The amount of government debt maturing over the next few years is set to rise notably.

(Source: BloombergQuint)
(Source: BloombergQuint)

The Indian government’s gross borrowings are likely to remain high over the next couple of years as the amount of sovereign debt maturing is set to rise significantly between 2019-20 and 2022-23.

While the government will have no trouble in refinancing this debt since this is all domestic debt, the increased fresh borrowings could mean pressure on bond yields. Over the last two years, the government tried to spread out the upcoming redemption pressure by ‘switching’ existing bonds with longer tenor securities. This, however, has seen limited success.

According to the ‘Medium Term Fiscal Policy Statement’ released as part of the interim budget, the government said it had budgeted for repayments of Rs 2,36,878 crore in 2019-20. This redemption pressure is one reason why gross borrowings in FY20 are pegged at more than Rs 7 lakh crore, even though net borrowings are broadly stable.

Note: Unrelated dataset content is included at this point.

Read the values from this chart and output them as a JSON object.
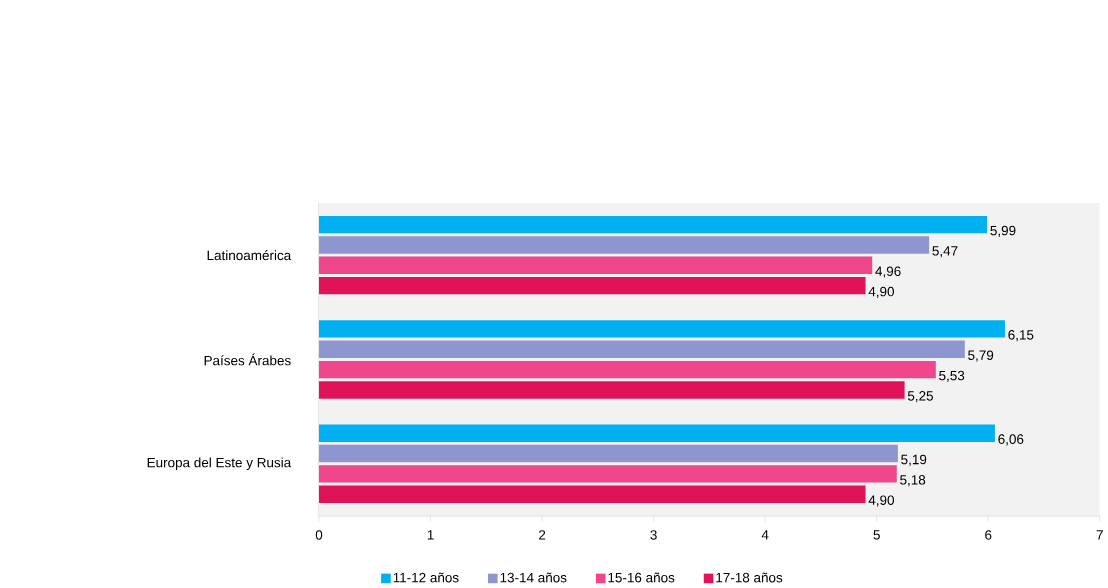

The status paper on government debt released in January shows that the redemption pressure will continue to rise over the next few years, peaking at about 7.76 percent of the outstanding stock of government debt in 2022-23. The data for 2019-20 differs between the status paper and the budget document due to debt buybacks and debt-switches executed during the year.

To be sure, the government has been working to elongate the maturity profile of its debt portfolio to reduce the rollover risk.

While the objective of repurchase operations is to reduce redemption pressure in the immediate following year, the conversion operations help to elongate the maturity profile of outstanding G-Secs. The quantum of repurchase operations depends on the availability of intra-year cash surpluses in the central government account.
Status Paper On Government Debt

The paper said the average residual maturity of outstanding government debt stood at 10.6 years as of March 2018. This indicates a relatively lower rollover risk in medium term.